Seek Shelter

Iceage

Mexican Summer  |  2021
6 / 10
par Pierre  |  le 1 juin 2021

Qui donc n’a jamais été transi·e de stupéfaction à la découverte des comportements ou des engagements encore acnéiques de ses parents ? Comment ne pas être saisi·e d’effroi, en constatant chez son père aujourd’hui fier comme un patron de bar tabac au volant de son Cayenne diarrhéique, des velléités alter-mondialistes de jeunesse, et en percevant derrière les verres progressifs de ses lunettes oranges, seul expédient à la sénilité, une flamme marxiste adolescente ?  
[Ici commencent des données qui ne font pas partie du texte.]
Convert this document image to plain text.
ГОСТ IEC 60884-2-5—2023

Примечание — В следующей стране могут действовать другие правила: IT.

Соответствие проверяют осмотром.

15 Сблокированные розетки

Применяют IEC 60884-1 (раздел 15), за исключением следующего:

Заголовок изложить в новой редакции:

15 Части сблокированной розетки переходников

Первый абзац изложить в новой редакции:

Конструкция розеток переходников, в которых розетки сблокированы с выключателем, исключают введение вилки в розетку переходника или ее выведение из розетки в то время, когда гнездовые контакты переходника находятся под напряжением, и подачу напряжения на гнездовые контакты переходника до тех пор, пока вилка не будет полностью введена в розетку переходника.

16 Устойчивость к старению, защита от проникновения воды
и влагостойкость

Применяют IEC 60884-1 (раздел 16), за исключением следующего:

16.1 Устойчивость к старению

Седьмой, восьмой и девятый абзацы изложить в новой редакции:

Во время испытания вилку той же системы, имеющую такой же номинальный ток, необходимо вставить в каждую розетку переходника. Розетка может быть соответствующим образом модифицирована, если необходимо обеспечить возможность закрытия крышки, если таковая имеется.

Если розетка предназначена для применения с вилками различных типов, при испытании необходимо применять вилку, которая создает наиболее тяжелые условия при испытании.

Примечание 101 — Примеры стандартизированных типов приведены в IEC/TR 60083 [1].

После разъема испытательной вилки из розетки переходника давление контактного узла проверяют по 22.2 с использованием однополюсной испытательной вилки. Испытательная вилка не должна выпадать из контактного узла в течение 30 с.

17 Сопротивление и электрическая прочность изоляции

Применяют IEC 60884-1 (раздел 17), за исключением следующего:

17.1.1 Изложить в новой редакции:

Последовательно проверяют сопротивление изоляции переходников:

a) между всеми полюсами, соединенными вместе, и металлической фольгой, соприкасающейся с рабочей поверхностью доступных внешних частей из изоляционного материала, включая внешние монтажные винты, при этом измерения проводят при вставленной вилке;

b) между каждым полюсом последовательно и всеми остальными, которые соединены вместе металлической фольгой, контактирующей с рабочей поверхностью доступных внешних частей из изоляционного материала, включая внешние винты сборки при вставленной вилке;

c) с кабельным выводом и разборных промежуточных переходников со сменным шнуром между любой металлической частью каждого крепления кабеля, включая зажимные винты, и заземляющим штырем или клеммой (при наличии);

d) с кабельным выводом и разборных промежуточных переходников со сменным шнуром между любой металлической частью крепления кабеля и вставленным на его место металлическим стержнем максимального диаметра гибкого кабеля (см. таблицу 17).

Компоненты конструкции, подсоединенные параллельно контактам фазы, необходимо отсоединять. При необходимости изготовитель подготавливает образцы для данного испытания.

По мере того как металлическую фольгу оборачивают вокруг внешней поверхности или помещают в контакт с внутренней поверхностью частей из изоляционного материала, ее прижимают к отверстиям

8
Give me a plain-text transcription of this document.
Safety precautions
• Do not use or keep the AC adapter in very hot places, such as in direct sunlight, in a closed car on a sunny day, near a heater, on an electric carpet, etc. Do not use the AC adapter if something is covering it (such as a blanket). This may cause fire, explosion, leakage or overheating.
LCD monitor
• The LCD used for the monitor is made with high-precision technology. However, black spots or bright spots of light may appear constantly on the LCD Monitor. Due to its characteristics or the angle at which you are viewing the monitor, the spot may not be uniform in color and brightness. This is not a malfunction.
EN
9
Bref, comment ne pas se terrifier à la vue d’un constat malheureusement si répandu et si régulier qu’il en deviendrait presque une vérité absolue : celui du désenchantement de l’Homme à la première lueur d’URSSAF et de la fuite en avant de l’idéalisme aux premiers rayons de la fiscalité. Ou pour le dire autrement, de la lente desquamation des idéaux de celui qui n’y prête garde par l’implacable érosion du temps et la quête de respectabilité. Alors certes, on peut toujours évoquer la douce et passive acquisition de la sagesse comme cataplasme de l’âme, et enculer la sémantique pour draper la vérité d’une carapace un peu plus appétissante – ne dites plus « chiant », mais « profond ».

Iceage a gagné en profondeur, donc. Tant mieux pour eux, tant pis pour nous. Car si l’excellent Beyondless nous offrait, déjà à l’époque, l’occasion d’évoquer un léger basculement vers la Lumière et de constater la progressive victoire des Danois face à la dépression, ainsi qu’une certaine aspiration à la respectabilité et à l’affranchissement d’une étiquette post-punk manifestement trop réductrice, Seek Shelter trébuche et titube, à défaut de complètement s’effondrer, dans tous les pièges qu’avait brillamment déjoués et évités son lumineux cadet.

Entendons-nous bien cependant, Seek Shelter est bien loin d’être le fruit d’une pénible gastro-entérite. L’atavisme caustique et hargneux dont semble essayer de se déposséder le groupe reparaît ça et là, et la science mélodique de celui-ci empêche fort heureusement nos amis danois de se vautrer. Mais tout ceci est édulcoré par une tiédeur qui se grime en tempérance, par une mollesse qui s’imagine en profondeur. Ainsi, comme s’il suffisait au métronome de se fatiguer pour gagner en relief et à Elias Bender Rønnenfelt de poser façon Alex Turner pour mériter ses lettres de noblesse, Iceage embarque l’auditeur dans un album dont l’écoute se révèle plus fastidieuse qu’à l’accoutumée.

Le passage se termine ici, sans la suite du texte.